This article is an orphan, as no other articles link to it. Please introduce links to this page from related articles; try the Find link tool for suggestions. (December 2024) |
Provirus silencing, or proviral silencing, is the repression of expression of proviral genes in cells. A provirus is a viral DNA that has been incorporated into the chromosome of a host cell, often by retroviruses such as HIV. Endogenous retroviruses are always in the provirus state in the host cell and replicate through reverse transcription. By integrating their genome into the host cell genome, they make use of the host cell's transcription and translation mechanisms to achieve their own propagation. This often leads to harmful impact on the host. However, in recent gene therapy techniques, retroviruses are often used to deliver desired genes instead of their own viral genome into the host genome.
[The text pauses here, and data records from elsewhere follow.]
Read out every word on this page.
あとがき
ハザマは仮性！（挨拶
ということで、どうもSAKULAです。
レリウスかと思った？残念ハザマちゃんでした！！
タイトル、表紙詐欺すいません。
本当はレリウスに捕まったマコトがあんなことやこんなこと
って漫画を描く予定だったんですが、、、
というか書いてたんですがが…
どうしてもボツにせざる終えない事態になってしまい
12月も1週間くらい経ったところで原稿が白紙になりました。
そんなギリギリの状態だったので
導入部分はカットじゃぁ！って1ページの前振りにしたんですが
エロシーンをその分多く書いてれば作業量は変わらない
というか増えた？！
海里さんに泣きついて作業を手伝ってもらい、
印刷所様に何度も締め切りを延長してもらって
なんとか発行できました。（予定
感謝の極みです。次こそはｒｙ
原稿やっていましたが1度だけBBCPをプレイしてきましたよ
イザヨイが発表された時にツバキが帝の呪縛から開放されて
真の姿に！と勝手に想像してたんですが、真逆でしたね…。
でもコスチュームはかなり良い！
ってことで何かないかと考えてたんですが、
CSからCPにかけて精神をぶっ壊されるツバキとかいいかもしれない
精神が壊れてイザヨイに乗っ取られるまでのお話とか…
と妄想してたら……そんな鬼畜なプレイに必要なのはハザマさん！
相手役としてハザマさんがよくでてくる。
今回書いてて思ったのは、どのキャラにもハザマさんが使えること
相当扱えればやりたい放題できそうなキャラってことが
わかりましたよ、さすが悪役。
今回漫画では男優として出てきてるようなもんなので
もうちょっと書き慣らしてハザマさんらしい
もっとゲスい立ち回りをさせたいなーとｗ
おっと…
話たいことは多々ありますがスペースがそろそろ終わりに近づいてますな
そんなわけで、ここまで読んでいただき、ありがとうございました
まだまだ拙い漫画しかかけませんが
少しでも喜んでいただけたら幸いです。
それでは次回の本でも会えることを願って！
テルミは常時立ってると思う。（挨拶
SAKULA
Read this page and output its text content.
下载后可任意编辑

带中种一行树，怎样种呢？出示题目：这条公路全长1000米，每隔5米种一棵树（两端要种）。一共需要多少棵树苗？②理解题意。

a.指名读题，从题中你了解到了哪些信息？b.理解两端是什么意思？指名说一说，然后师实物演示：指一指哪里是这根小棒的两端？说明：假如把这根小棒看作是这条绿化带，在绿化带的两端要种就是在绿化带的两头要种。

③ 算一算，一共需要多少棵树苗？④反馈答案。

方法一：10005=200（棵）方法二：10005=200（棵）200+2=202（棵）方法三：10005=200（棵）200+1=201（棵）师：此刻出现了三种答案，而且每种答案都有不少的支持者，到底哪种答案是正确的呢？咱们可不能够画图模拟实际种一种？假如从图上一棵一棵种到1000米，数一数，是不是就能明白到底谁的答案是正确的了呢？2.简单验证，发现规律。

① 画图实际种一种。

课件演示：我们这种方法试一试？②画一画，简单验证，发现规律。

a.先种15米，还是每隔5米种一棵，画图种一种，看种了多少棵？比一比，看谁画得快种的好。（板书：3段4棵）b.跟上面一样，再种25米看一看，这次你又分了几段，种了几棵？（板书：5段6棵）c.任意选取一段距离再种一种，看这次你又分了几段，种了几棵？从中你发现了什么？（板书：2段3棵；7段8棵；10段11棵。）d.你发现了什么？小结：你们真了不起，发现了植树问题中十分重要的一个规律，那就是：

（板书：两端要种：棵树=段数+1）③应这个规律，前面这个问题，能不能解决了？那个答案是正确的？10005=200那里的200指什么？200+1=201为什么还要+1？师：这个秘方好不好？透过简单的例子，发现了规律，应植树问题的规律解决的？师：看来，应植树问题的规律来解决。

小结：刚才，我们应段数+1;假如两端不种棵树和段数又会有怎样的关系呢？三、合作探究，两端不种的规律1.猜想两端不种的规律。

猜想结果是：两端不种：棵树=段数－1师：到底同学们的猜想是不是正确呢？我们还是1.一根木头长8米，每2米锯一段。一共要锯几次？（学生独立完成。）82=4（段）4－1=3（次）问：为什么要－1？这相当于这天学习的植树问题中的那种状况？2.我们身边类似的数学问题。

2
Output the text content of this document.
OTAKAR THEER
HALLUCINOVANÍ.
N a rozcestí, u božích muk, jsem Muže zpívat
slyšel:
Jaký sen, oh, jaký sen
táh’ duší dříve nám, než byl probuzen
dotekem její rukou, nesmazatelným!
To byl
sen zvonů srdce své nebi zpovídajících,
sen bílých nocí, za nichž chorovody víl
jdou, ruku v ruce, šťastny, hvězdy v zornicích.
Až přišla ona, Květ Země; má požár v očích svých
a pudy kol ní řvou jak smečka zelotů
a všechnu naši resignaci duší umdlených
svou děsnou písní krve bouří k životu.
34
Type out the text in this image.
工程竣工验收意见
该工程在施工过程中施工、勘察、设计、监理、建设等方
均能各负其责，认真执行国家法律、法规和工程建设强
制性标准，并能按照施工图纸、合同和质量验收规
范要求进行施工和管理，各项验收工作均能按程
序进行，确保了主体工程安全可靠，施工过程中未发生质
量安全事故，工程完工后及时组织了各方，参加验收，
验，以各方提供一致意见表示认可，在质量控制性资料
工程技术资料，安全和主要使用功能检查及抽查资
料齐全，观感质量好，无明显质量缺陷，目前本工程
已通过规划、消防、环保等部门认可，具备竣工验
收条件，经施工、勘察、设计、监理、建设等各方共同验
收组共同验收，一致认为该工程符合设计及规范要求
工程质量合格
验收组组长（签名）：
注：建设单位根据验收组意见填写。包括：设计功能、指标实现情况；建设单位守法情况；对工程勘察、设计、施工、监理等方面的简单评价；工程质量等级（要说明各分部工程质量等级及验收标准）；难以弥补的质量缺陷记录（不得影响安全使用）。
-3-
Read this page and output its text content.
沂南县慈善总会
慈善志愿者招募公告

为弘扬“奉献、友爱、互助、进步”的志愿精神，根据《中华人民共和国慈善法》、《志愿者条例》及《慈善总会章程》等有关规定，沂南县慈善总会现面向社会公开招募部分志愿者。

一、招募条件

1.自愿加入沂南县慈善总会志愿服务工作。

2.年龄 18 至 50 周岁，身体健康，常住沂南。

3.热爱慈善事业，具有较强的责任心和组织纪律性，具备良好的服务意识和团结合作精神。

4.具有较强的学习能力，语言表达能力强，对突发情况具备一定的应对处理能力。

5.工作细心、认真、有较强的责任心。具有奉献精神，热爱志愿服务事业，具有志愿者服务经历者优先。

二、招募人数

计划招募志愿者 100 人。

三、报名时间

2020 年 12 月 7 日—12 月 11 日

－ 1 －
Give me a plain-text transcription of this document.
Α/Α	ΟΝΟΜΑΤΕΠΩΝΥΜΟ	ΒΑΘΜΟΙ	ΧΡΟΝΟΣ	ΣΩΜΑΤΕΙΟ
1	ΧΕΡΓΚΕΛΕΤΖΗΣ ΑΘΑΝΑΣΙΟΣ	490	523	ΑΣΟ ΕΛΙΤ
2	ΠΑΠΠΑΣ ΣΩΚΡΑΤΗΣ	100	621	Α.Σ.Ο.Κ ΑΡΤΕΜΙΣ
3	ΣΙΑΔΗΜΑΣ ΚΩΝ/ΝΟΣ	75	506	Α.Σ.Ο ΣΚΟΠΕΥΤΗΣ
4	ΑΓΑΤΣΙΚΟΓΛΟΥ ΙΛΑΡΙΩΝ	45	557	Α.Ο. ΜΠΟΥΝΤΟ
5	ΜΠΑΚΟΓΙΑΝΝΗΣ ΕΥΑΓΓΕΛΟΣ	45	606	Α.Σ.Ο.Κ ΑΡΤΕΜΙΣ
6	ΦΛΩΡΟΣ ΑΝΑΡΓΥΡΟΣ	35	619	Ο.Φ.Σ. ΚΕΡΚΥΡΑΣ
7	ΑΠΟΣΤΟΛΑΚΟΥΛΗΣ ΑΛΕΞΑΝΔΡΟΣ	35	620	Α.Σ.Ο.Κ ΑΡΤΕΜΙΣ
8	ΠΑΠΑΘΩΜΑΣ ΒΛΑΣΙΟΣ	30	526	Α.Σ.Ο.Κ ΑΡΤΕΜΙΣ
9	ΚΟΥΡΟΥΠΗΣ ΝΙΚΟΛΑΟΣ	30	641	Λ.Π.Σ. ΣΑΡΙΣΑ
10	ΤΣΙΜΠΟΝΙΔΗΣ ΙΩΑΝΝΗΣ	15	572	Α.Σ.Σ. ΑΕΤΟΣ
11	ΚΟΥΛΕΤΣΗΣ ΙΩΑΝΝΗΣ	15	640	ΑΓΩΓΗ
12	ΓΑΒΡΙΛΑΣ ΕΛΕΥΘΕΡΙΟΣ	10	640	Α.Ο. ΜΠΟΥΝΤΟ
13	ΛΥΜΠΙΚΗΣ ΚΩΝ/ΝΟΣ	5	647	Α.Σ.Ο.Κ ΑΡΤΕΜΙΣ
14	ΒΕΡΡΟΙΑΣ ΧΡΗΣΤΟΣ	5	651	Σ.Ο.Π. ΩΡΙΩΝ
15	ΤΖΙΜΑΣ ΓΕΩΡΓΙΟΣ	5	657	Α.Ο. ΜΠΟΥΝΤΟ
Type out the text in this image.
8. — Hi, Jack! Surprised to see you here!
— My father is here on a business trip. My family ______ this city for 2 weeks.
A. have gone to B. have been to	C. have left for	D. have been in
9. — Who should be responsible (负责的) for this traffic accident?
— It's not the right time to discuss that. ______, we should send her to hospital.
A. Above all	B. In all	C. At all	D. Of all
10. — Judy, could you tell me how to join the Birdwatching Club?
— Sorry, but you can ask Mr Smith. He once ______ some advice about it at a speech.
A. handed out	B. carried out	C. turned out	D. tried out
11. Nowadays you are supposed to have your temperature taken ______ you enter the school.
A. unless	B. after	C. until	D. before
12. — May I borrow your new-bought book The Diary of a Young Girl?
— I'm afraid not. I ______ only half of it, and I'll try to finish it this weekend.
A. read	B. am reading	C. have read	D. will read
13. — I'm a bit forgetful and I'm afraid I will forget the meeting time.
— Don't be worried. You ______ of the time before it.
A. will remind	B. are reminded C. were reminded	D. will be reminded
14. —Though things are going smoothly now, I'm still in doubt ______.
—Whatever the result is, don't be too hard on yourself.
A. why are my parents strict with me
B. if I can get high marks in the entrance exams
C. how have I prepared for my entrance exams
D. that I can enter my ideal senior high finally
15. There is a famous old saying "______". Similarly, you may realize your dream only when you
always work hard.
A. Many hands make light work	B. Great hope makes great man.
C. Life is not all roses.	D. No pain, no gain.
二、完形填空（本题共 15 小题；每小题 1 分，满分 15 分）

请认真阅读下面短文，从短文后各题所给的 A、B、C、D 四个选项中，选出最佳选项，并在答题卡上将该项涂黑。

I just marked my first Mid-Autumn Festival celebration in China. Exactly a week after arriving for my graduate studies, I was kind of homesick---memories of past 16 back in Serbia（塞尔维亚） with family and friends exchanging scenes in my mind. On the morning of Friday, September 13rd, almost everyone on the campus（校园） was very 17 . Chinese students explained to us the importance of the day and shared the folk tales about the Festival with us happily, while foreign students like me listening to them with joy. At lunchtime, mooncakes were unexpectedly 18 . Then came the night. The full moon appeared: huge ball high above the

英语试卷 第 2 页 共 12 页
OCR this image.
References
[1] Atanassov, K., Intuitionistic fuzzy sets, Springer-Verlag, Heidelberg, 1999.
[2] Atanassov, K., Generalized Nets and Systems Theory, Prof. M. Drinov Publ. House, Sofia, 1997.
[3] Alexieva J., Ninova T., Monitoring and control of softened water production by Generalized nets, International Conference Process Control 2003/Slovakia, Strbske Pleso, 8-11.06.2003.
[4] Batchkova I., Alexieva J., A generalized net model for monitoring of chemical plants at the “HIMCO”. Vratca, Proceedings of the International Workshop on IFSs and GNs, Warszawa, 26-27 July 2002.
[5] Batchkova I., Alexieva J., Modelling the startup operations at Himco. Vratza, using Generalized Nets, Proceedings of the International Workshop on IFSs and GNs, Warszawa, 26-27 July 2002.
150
As such, researchers are interested in the host cell's mechanisms to silence such gene expressions to find out firstly, how the host cell manages provirus transcription to eliminate the deleterious effects of retroviruses; and secondly, how can researchers ensure stable and long-term expression of retrovirus-mediated gene transfer.
Mechanisms and Pathways
It has been found that the level transcription of integrated retroviruses depends on both genetic and chromatin remodeling at the site of integration. Mechanisms such as DNA methylation and histone modification seem to play important roles in the suppression provirus transcription, such that proviral activity can be silenced. The location of integration also plays a crucial role with the level of silencing that is observed. For example, integration into the H3K4me3 regions, areas of the genome that are twisted around histone H3 proteins that are tri-methylated at the 4 lysine residue. It has been reported that the manipulation or insertion of CpG dinucleotide islands can lead to the disruption of proviral silencing. Silencing frequently begins with the binding of a zinc finger DNA-binding protein to the primer sequence, targeting more the expression of the provirus itself rather than attempting to curtail the sequence. The protein then proceeds to recruit other enzymes that complete the silencing through DNA or histone methylation. However, studies within the field do note that the patterns are species-specific with regards to the virus in question, thus caution should be taken when attempting to generalize to all cases. Additionally, many studies focus on proviral silencing within murine embryonic cells as opposed to human cells. Some researchers also posit that proviral silencing may be more complex than a simple question of whether the virus is repressed or not. They suggest that proviruses played more of a role with transcriptional regulation as they integrated and evolved with the host sequence over time, occasionally serving as promoters or enhancers.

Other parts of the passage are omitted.